答案1
像这样吗?
\documentclass{article}
\usepackage{mathtools,array}
\DeclarePairedDelimiter{\abs}{\lvert}{\rvert}
\begin{document}
\begin{gather*}
\mathit{MSE}=\frac{1}{mn} \sum_{i=1}^m \sum_{j=1}^n (x_{ij}-y_{ij})^2 \\[2ex]
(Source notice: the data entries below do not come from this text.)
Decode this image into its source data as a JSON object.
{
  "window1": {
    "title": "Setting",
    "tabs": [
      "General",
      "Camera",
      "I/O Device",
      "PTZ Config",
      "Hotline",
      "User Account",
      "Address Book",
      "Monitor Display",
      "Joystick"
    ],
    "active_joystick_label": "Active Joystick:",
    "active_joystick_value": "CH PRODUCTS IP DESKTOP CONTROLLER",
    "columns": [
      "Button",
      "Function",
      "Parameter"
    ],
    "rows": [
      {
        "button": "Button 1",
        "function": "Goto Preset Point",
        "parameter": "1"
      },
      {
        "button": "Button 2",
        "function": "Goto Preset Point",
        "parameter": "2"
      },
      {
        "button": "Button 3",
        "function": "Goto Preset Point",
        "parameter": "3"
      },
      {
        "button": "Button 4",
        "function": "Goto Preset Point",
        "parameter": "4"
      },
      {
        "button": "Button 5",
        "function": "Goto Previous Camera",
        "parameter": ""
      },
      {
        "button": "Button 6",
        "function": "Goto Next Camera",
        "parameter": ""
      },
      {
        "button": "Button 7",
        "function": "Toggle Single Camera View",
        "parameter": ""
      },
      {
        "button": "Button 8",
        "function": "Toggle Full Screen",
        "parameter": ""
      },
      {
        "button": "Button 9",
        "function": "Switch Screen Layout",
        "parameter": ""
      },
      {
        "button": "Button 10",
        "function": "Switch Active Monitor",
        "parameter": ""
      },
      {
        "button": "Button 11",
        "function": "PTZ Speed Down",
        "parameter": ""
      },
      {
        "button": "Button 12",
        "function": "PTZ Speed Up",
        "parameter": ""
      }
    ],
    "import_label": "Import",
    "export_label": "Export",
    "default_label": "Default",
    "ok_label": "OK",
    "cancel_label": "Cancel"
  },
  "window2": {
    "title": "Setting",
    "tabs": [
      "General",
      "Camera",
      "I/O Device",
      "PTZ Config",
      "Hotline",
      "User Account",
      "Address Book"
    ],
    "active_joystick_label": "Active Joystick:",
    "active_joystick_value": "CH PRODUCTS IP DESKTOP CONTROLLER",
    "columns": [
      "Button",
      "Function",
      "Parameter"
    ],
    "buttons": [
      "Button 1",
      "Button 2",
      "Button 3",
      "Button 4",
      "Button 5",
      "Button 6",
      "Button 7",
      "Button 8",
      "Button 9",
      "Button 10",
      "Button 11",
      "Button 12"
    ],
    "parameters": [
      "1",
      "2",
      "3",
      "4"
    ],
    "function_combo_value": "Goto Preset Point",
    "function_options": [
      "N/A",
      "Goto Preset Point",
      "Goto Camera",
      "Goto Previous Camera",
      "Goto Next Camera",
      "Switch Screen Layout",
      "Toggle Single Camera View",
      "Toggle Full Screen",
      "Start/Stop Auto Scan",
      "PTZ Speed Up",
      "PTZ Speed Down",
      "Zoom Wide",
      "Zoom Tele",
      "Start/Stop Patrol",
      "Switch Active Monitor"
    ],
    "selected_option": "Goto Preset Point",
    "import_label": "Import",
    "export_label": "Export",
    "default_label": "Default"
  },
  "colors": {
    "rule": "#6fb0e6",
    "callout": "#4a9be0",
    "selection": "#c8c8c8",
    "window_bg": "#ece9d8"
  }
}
\begin{array}{@{} l >{$}l<{$} @{}}
m & number of rows in cover image\\
n & number of columns in cover image\\
x_{ij} & pixel value from cover image\\
y_{ij} & pixel value from stego image
\end{array} \\[2ex]
\mathit{PSNR}(x,y)=\frac{10\log_{10}[\max(\max(x),\max(y))]^2}{\abs{x-y}^2}
\end{gather*}
\end{document}
附录回答 OP 的后续问题。(a)要用矩形框围住方程式或方程组,请使用指令\boxed
。(b)要给方程式添加标题,请将其放在figure
环境中并使用\caption
指令。
\documentclass{article}
\usepackage{mathtools,array}
\DeclarePairedDelimiter{\abs}{\lvert}{\rvert}
\counterwithin{figure}{section} % optional
\usepackage[font={sf},skip=0.5\baselineskip]{caption} % optional
\begin{document}
\setcounter{section}{2} % just for this example
\setcounter{figure}{8}
\begin{figure}[ht!]
\[
\boxed{%
\begin{gathered}
\mathit{MSE}=\frac{1}{mn} \sum_{i=1}^m \sum_{j=1}^n (x_{ij}-y_{ij})^2 \\[1ex]
\begin{array}{@{} l >{$}l<{$} @{}}
m & number of rows in cover image\\
n & number of columns in cover image\\
x_{ij} & pixel value from cover image\\
y_{ij} & pixel value from stego image\\
\end{array}
\end{gathered}
}% end of scope of \boxed
\]
\caption{MSE Algorithm}
\end{figure}
\[
\boxed{%
\mathit{PSNR}(x,y)=\frac{10\log_{10}[\max(\max(x),\max(y))]^2}{\abs{x-y}^2}
}
\]
\end{document}
答案2
一个答案:
\documentclass{article}
\usepackage{amsthm,amsmath}
\usepackage[utf8]{inputenc}
\begin{document}
\begin{align*}
& MSE = \frac{1}{m n} \sum_{m}\sum_{n} (x_{mn}-y_{mn})^2 \\
& m \text{ number of ...} \\
& n \text{ number of ...} \\
& x_{mn} \text{ pixel value ...} \\
& y_{mn} \text{ ixel value ...}
\end{align*}
\[
PSNR(x,y) =\frac{10 \log_{10}(\max(\max(x),\max(y))^2}{|x-y|^2}
\]
\end{document}
第二个中丢失了一个闭括号!